Objective To construct a computational model of liver metabolic pathways and optimize its parameters through multi-omics data integration, enabling quantitative characterization of the transition from healthy to diseased states, thereby elucidating the remodeling mechanisms of liver disease metabolic networks and identifying critical regulatory nodes and potential therapeutic targets.

Methods A computational model encompassing major pathways including glycolysis, TCA cycle, fatty acid metabolism, and amino acid metabolism was established firstly; then transcriptomic, proteomic, and metabolomic data from healthy controls and patients with three types of liver diseases were optimized; finally the model performance was evaluated through internal cross-validation and external validation with an independent cohort, and key regulatory nodes was identified through parameter sensitivity analysis and metabolic control analysis.

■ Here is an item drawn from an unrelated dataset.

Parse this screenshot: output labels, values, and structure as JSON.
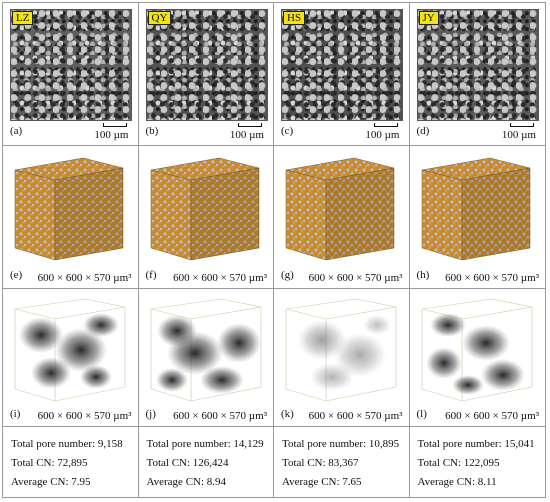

Results The optimized model accurately predicted metabolic features of the three liver diseases, with correlation coefficients between predicted and experimental metabolite concentrations exceeding 0.85. The study revealed common metabolic reprogramming features in liver diseases: shift from aerobic oxidation to glycolysis, from fatty acid oxidation to synthesis, and amino acid metabolism disorders. Fifteen key regulatory nodes were identified, including three common nodes (hexokinase, pyruvate dehydrogenase, fatty acid synthase) and twelve disease-specific nodes. A liver disease classification and staging algorithm developed based on these findings achieved a classification accuracy of 92.5% in the external validation cohort, significantly outperforming traditional methods (76.3%).

Conclusion This study has achieved parameter optimization of a computational model for liver metabolic pathways based on multi-omics data, quantitatively characterized metabolic features in healthy and disease states, revealed mechanisms of metabolic network reconstruction, and identified key regulatory nodes, providing a computational foundation for precision diagnosis and personalized treatment of liver diseases, while offering new insights for systems biology-based drug development.